Deep in Happy Valley on a blustery Monday evening, in a room lined with posters of Katy Perry and Bruce Springsteen, James Engberg and Eric Kilgore are drinking Scotch and discussing Bertolt Brecht. A whiteboard propped up nearby has been scrawled with notes. “Fine cast,” one note reads. Another asks: “Directing: Where was it?” Shania Twain plays faintly in the background.

This is where, each week, Engberg and Kilgore gather to debate—and frequently malign—the state of Portland's theater scene. The two produce a weekly podcast called 5 Useless Degrees & A Bottle of Scotch, a show that allows the longtime friends, who met at the University of Portland in 1993, to gab about their mutual loves of whisky and theater. On this particular evening, neither the Scotch nor the play is faring particularly well. The Pig's Nose Blended Scotch in their rounded Glencairn glasses tastes like either creamy pus or moldy cucumber, depending on which man you ask, and Lakewood Theatre Company's Inspecting Carol "didn't work really well," in Engberg's gentle words.

That comment is an unusually charitable one. In the nearly 40 weeks that Engberg and Kilgore have produced the podcast, the two have stuck firmly to their mission to be fair but critical, something they think local criticism is often too soft to do. "A lot of criticism about Portland theater is boosterism," says Engberg. "Criticism that's just 'rah rah rah!' is actually doing theater a disservice."

Instead, they have no qualms about laying into a production, as they did with Portland Playhouse's Detroit this fall. To Kilgore, that production represented "everything that is wrong with Portland theater." Engberg and Kilgore's no-holds-barred approach is refreshing, and it's backed up by an impressive educational pedigree: The "5 degrees" in the podcast's title refers to the five theater degrees they share, "useless" because they both now work in IT. On air, they're affable and knowledgeable, inclined to name-drop playwrights or theater theorists but with the lively rapport and frequent laughter of two guys who've known each other for 20 years.

In a city with a crowded theater scene but just a handful of critics, the 40-minute podcast is a valuable little gem, enriching the dialogue about local performance. Engberg and Kilgore have also formed their own critical creed. For example, they don't accept complimentary review tickets. "There's an ethical reason behind it," Engberg says. "We don't want comps because it may lead to an air of bias. We have just raked some shows over the coals, and it seems like those companies are always the ones that ask us if we want comps."

"We also want to pay for the seats we're occupying," adds Kilgore. "We want to support the companies we're going to see." And, he notes, it allows them to discuss the cost of theater honestly, something that's generally absent in local criticism.

Prior to launching the podcast—their memories of its genesis are a little fuzzy, but they started it after ditching the idea of producing a Brecht play—the two hadn't been attending much theater. The recent immersion has at times been rough. They have a flask rating system that goes against the star system: Fewer flasks are good, because it means they didn't need to fortify themselves against schlocky acting or ham-fisted didacticism during a show. (And they do generally bring their flasks to the theater, though some companies—Third Rail Rep, for one—have warned them against it.) It's rare that a production earns only one or two flasks.

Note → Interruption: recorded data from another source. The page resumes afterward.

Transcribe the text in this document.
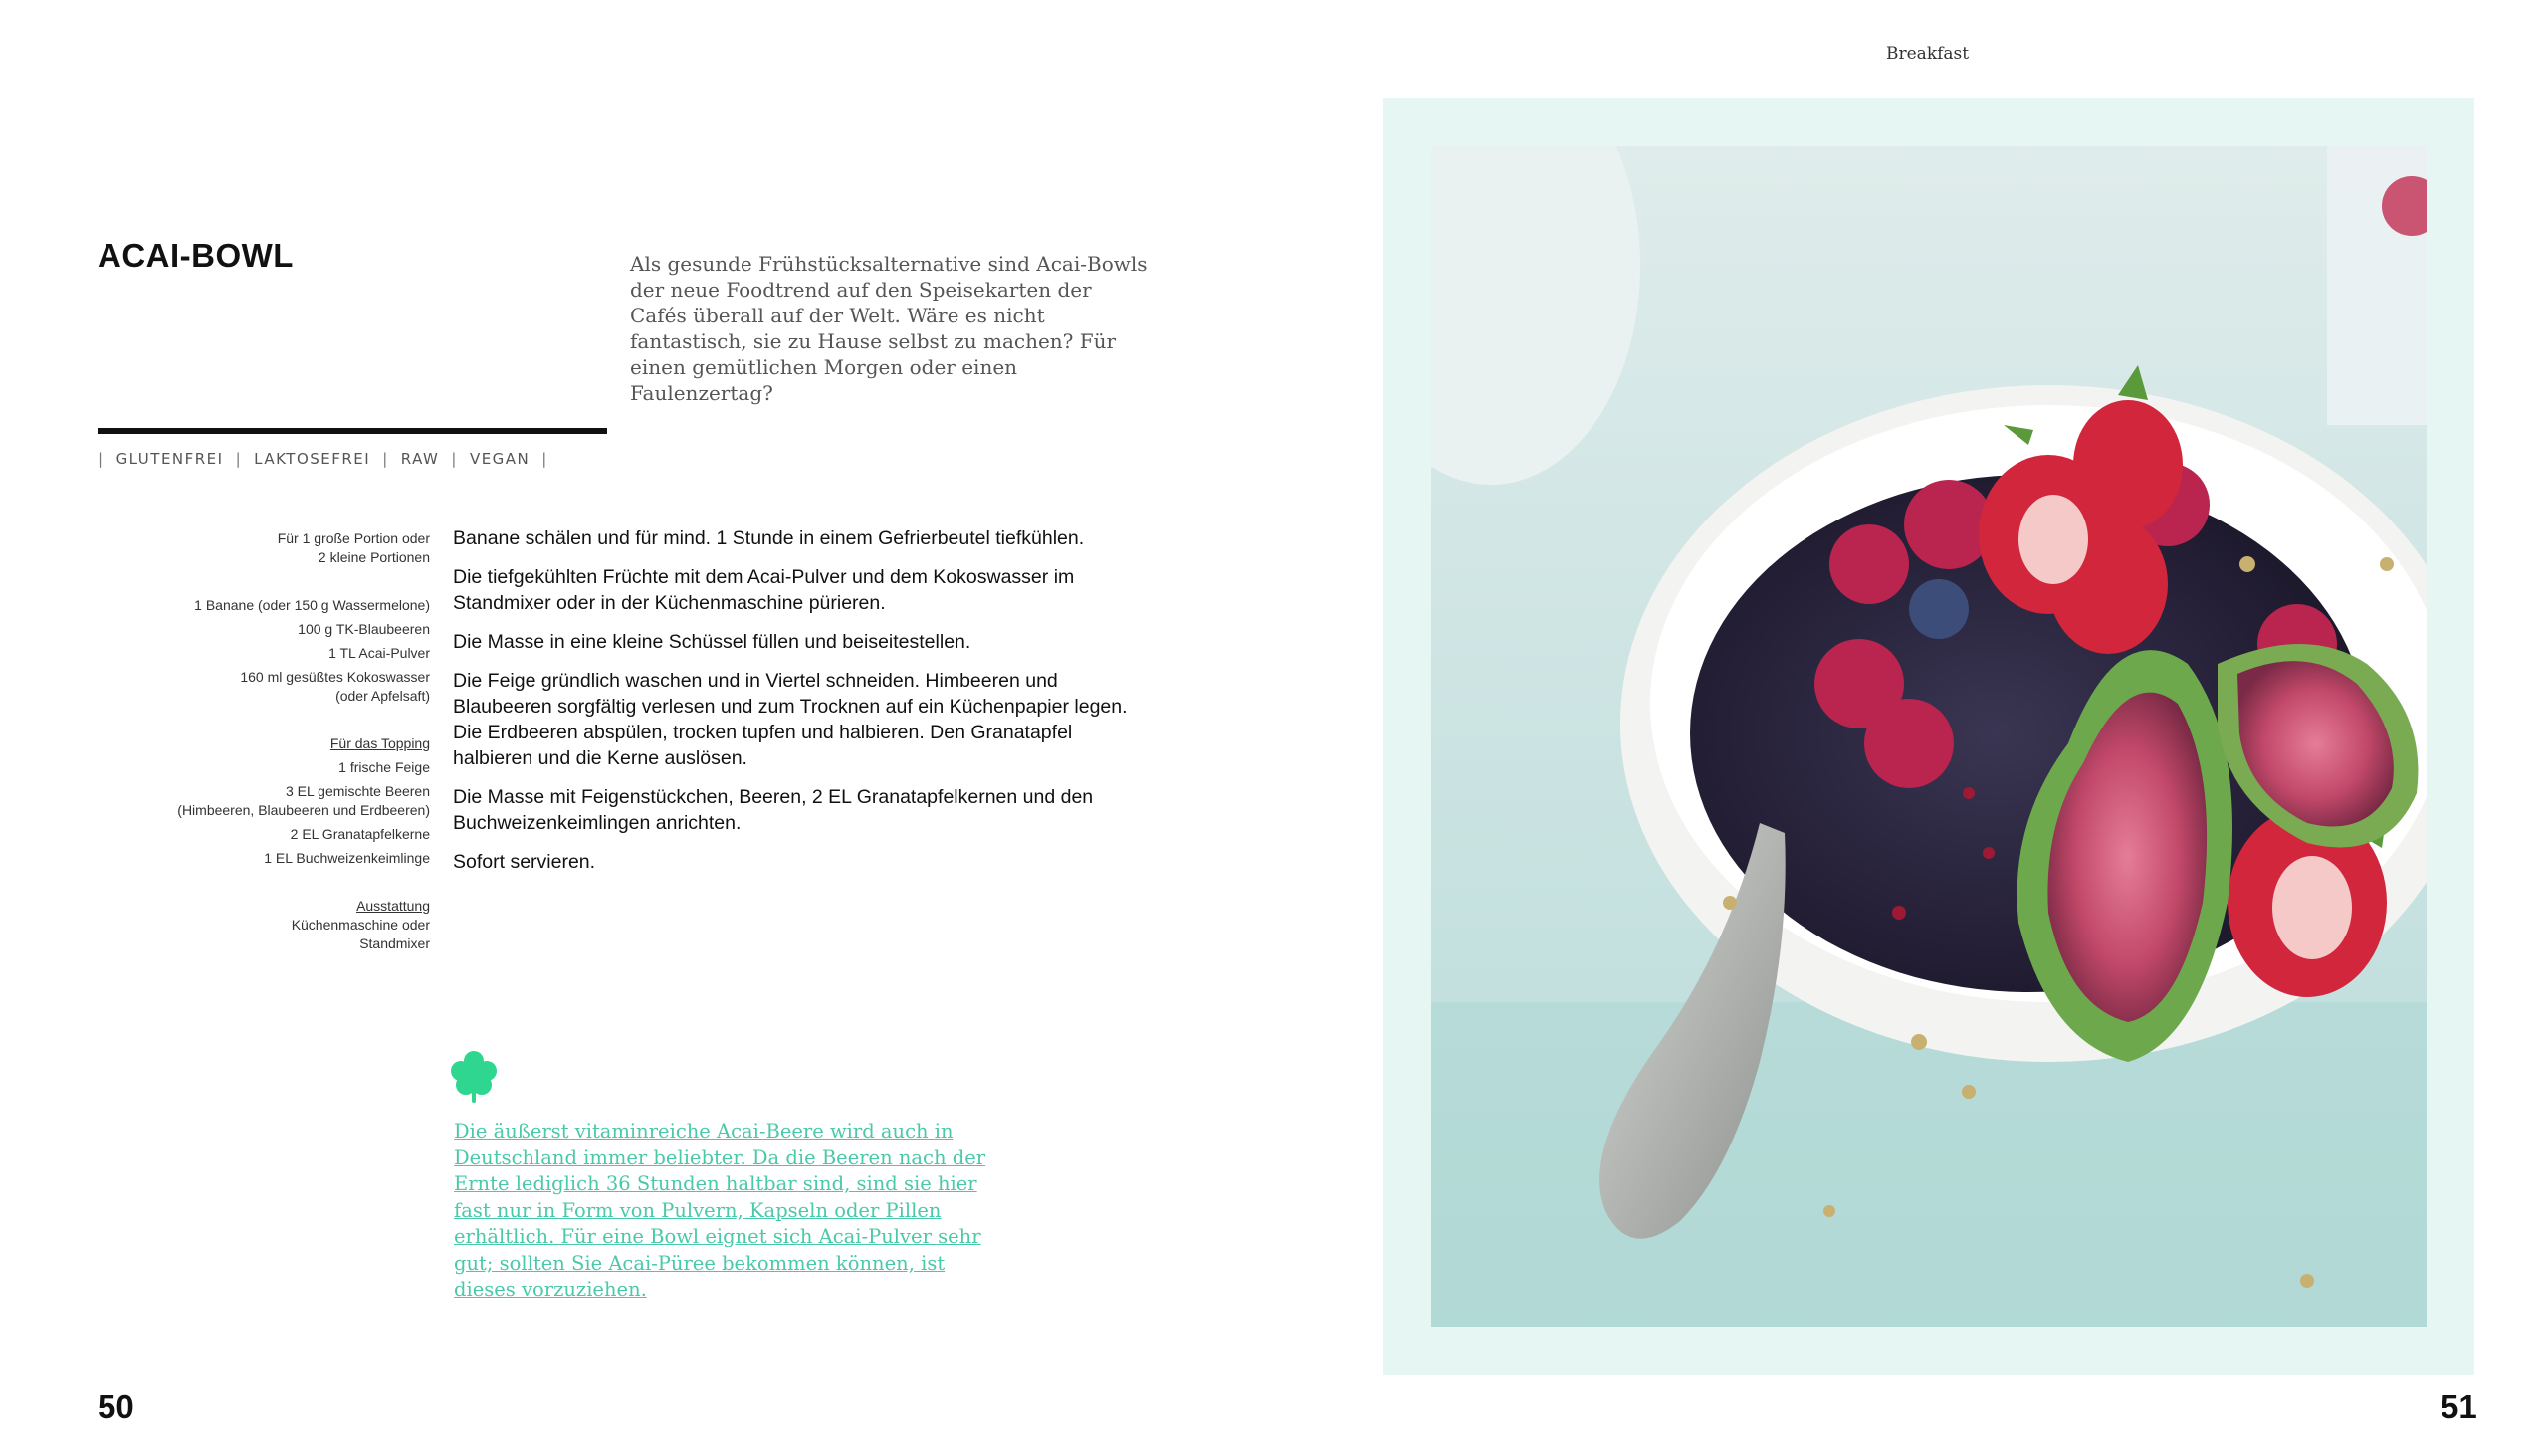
ACAI-BOWL	Als gesunde Frühstücksalternative sind Acai-Bowls der neue Foodtrend auf den Speisekarten der Cafés überall auf der Welt. Wäre es nicht fantastisch, sie zu Hause selbst zu machen? Für einen gemütlichen Morgen oder einen Faulenzertag?
| GLUTENFREI | LAKTOSEFREI | RAW | VEGAN |
Für 1 große Portion oder
2 kleine Portionen
1 Banane (oder 150 g Wassermelone)
100 g TK-Blaubeeren
1 TL Acai-Pulver
160 ml gesüßtes Kokoswasser
(oder Apfelsaft)
Für das Topping
1 frische Feige
3 EL gemischte Beeren
(Himbeeren, Blaubeeren und Erdbeeren)
2 EL Granatapfelkerne
1 EL Buchweizenkeimlinge
Ausstattung
Küchenmaschine oder
Standmixer

Banane schälen und für mind. 1 Stunde in einem Gefrierbeutel tiefkühlen.

Die tiefgekühlten Früchte mit dem Acai-Pulver und dem Kokoswasser im Standmixer oder in der Küchenmaschine pürieren.

Die Masse in eine kleine Schüssel füllen und beiseitestellen.

Die Feige gründlich waschen und in Viertel schneiden. Himbeeren und Blaubeeren sorgfältig verlesen und zum Trocknen auf ein Küchenpapier legen. Die Erdbeeren abspülen, trocken tupfen und halbieren. Den Granatapfel halbieren und die Kerne auslösen.

Die Masse mit Feigenstückchen, Beeren, 2 EL Granatapfelkernen und den Buchweizenkeimlingen anrichten.

Sofort servieren.

Die äußerst vitaminreiche Acai-Beere wird auch in Deutschland immer beliebter. Da die Beeren nach der Ernte lediglich 36 Stunden haltbar sind, sind sie hier fast nur in Form von Pulvern, Kapseln oder Pillen erhältlich. Für eine Bowl eignet sich Acai-Pulver sehr gut; sollten Sie Acai-Püree bekommen können, ist dieses vorzuziehen.
50
Breakfast
51
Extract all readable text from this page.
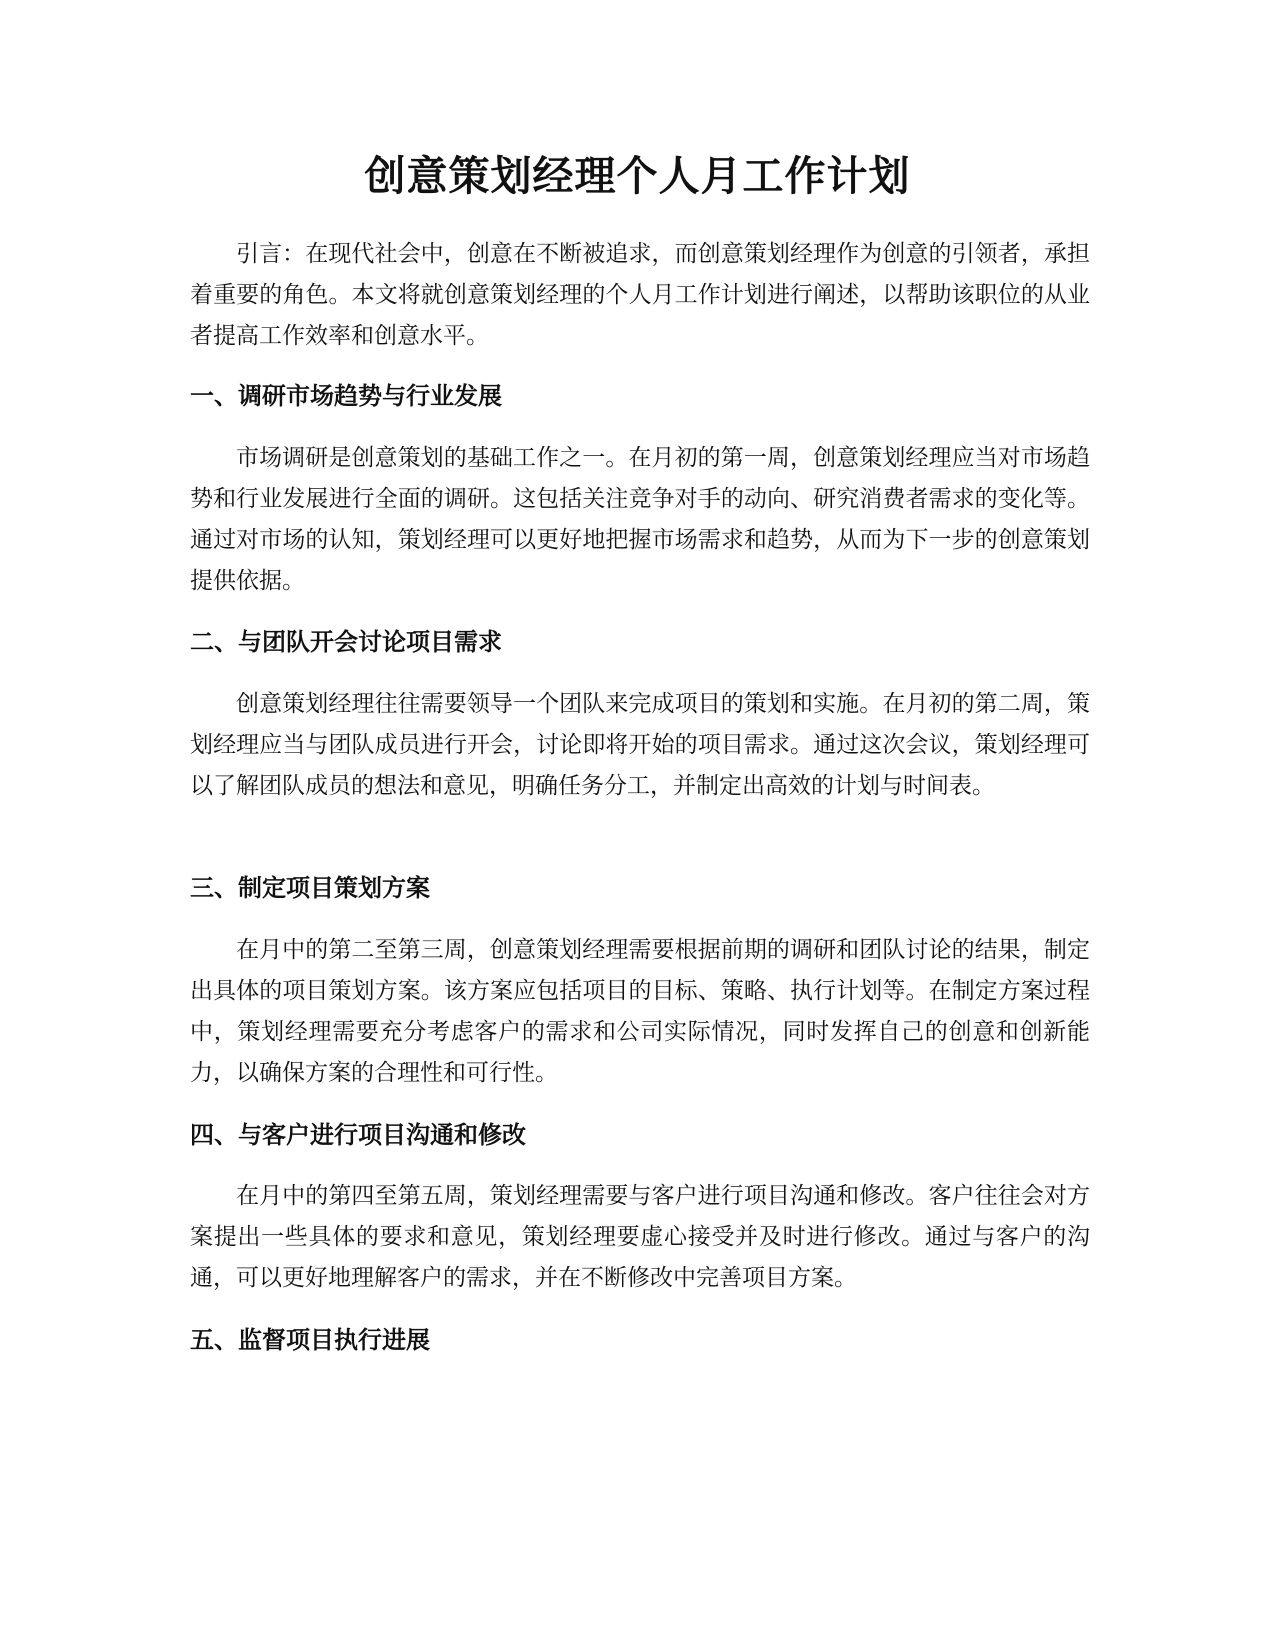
创意策划经理个人月工作计划

引言：在现代社会中，创意在不断被追求，而创意策划经理作为创意的引领者，承担着重要的角色。本文将就创意策划经理的个人月工作计划进行阐述，以帮助该职位的从业者提高工作效率和创意水平。

一、调研市场趋势与行业发展

市场调研是创意策划的基础工作之一。在月初的第一周，创意策划经理应当对市场趋势和行业发展进行全面的调研。这包括关注竞争对手的动向、研究消费者需求的变化等。通过对市场的认知，策划经理可以更好地把握市场需求和趋势，从而为下一步的创意策划提供依据。

二、与团队开会讨论项目需求

创意策划经理往往需要领导一个团队来完成项目的策划和实施。在月初的第二周，策划经理应当与团队成员进行开会，讨论即将开始的项目需求。通过这次会议，策划经理可以了解团队成员的想法和意见，明确任务分工，并制定出高效的计划与时间表。

三、制定项目策划方案

在月中的第二至第三周，创意策划经理需要根据前期的调研和团队讨论的结果，制定出具体的项目策划方案。该方案应包括项目的目标、策略、执行计划等。在制定方案过程中，策划经理需要充分考虑客户的需求和公司实际情况，同时发挥自己的创意和创新能力，以确保方案的合理性和可行性。

四、与客户进行项目沟通和修改

在月中的第四至第五周，策划经理需要与客户进行项目沟通和修改。客户往往会对方案提出一些具体的要求和意见，策划经理要虚心接受并及时进行修改。通过与客户的沟通，可以更好地理解客户的需求，并在不断修改中完善项目方案。

五、监督项目执行进展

They point to a number of problems in Portland's theater scene, but much of it comes down to complacency. Theater companies, they say, aren't inquisitive enough. "There's just so much mediocrity that I wonder what they're asking themselves," Kilgore says. "Many of these companies are just going through the motions. They pick a season and they do it, and they never stop to wonder why."

Nor, Engberg says, are they truthful with themselves about the results. "To get to a certain place in the preparation of a production and realize that it's not up to a really high standard and yet to go forward with it—there's not a lack of talent in this town, but there's a lack of honesty," he says.

Yet they haven't soured on the enterprise entirely. "Every show we go into, I'm hopeful that what I'm about to see is going to be inspiring," Kilgore says, "and that I'm going to walk out feeling refreshed."